“And what could you do, O Wasub?” he said.
“I could always call out—’Take care, Tuan.’”
“And then for these charm-words of mine. Hey? Turn danger aside? What? But perchance you would die all the same. Treachery is a strong magic, too—as you said.”
“Yes, indeed! The order might come to your servant. But I—Wasub—the son of a free man, a follower of Rajahs, a fugitive, a slave, a pilgrim—diver for pearls, serang of white men’s ships, I have had too many masters. Too many. You are the last.” After a silence he said in an almost indifferent voice: “If you go, Tuan, let us go together.”
For a time Lingard made no sound.
“No use,” he said at last. “No use, serang.

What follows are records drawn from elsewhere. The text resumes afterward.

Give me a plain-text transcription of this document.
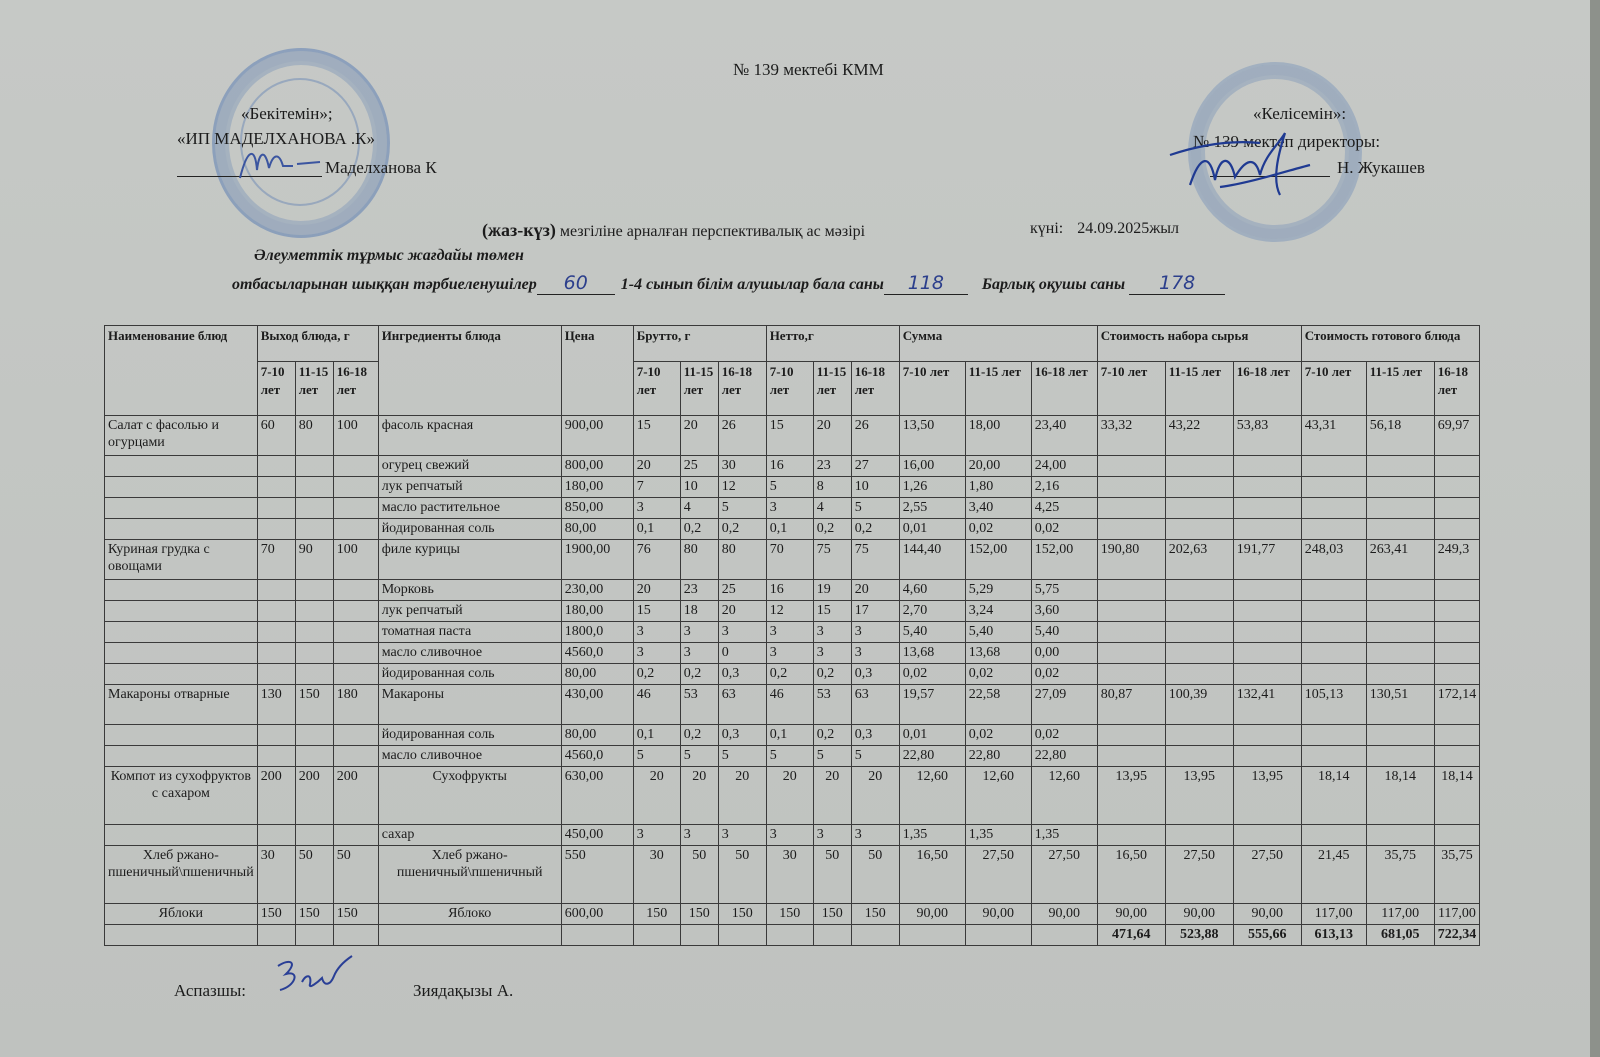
№ 139 мектебі КММ
«Бекітемін»;
«ИП МАДЕЛХАНОВА .К»
Маделханова К
«Келісемін»:
№ 139 мектеп директоры:
Н. Жукашев
(жаз-күз) мезгіліне арналған перспективалық ас мәзірі	күні: 24.09.2025жыл
Әлеуметтік тұрмыс жағдайы төмен
отбасыларынан шыққан тәрбиеленушілер 60 1-4 сынып білім алушылар бала саны 118 Барлық оқушы саны 178
Наименование блюд	Выход блюда, г			Ингредиенты блюда	Цена	Брутто, г			Нетто,г			Сумма			Стоимость набора сырья			Стоимость готового блюда		
	7-10 лет	11-15 лет	16-18 лет			7-10 лет	11-15 лет	16-18 лет	7-10 лет	11-15 лет	16-18 лет	7-10 лет	11-15 лет	16-18 лет	7-10 лет	11-15 лет	16-18 лет	7-10 лет	11-15 лет	16-18 лет
Салат с фасолью и огурцами	60	80	100	фасоль красная	900,00	15	20	26	15	20	26	13,50	18,00	23,40	33,32	43,22	53,83	43,31	56,18	69,97
				огурец свежий	800,00	20	25	30	16	23	27	16,00	20,00	24,00						
				лук репчатый	180,00	7	10	12	5	8	10	1,26	1,80	2,16						
				масло растительное	850,00	3	4	5	3	4	5	2,55	3,40	4,25						
				йодированная соль	80,00	0,1	0,2	0,2	0,1	0,2	0,2	0,01	0,02	0,02						
Куриная грудка с овощами	70	90	100	филе курицы	1900,00	76	80	80	70	75	75	144,40	152,00	152,00	190,80	202,63	191,77	248,03	263,41	249,3
				Морковь	230,00	20	23	25	16	19	20	4,60	5,29	5,75						
				лук репчатый	180,00	15	18	20	12	15	17	2,70	3,24	3,60						
				томатная паста	1800,0	3	3	3	3	3	3	5,40	5,40	5,40						
				масло сливочное	4560,0	3	3	0	3	3	3	13,68	13,68	0,00						
				йодированная соль	80,00	0,2	0,2	0,3	0,2	0,2	0,3	0,02	0,02	0,02						
Макароны отварные	130	150	180	Макароны	430,00	46	53	63	46	53	63	19,57	22,58	27,09	80,87	100,39	132,41	105,13	130,51	172,14
				йодированная соль	80,00	0,1	0,2	0,3	0,1	0,2	0,3	0,01	0,02	0,02						
				масло сливочное	4560,0	5	5	5	5	5	5	22,80	22,80	22,80						
Компот из сухофруктов с сахаром	200	200	200	Сухофрукты	630,00	20	20	20	20	20	20	12,60	12,60	12,60	13,95	13,95	13,95	18,14	18,14	18,14
				сахар	450,00	3	3	3	3	3	3	1,35	1,35	1,35						
Хлеб ржано-пшеничный\пшеничный	30	50	50	Хлеб ржано-пшеничный\пшеничный	550	30	50	50	30	50	50	16,50	27,50	27,50	16,50	27,50	27,50	21,45	35,75	35,75
Яблоки	150	150	150	Яблоко	600,00	150	150	150	150	150	150	90,00	90,00	90,00	90,00	90,00	90,00	117,00	117,00	117,00
															471,64	523,88	555,66	613,13	681,05	722,34
Аспазшы:	Зиядақызы А.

One life is enough to pay for a man’s folly—and you have a household.”
“I have two—Tuan; but it is a long time since I sat on the ladder of a house to talk at ease with neighbours. Yes. Two households; one in—” Lingard smiled faintly. “Tuan, let me follow you.”
“No. You have said it, serang—I am alone. That is true, and alone I shall go on this very night. But first I must bring all the white people here. Push.”
“Ready, Tuan? Look out!”
Wasub’s body swung over the sea with extended arms. Lingard caught up the sculls, and as the dinghy darted away from the brig’s side he had a complete view of the lighted poop—Shaw leaning massively over the taffrail in sulky dejection, the flare bearers erect and rigid, the heads along the rail, the eyes staring after him above the bulwarks. The fore-end of the brig was wrapped in a lurid and sombre mistiness; the sullen mingling of darkness and of light; her masts pointing straight up could be tracked by torn gleams and vanished above as if the trucks had been tall enough to pierce the heavy mass of vapours motionless overhead. She was beautifully precious. His loving eyes saw her floating at rest in a wavering halo, between an invisible sky and an invisible sea, like a miraculous craft suspended in the air. He turned his head away as if the sight had been too much for him at the moment of separation, and, as soon as his little boat had passed beyond the limit of the light thrown upon the water, he perceived very low in the black void of the west the stern lantern of the yacht shining feebly like a star about to set, unattainable, infinitely remote—belonging to another universe.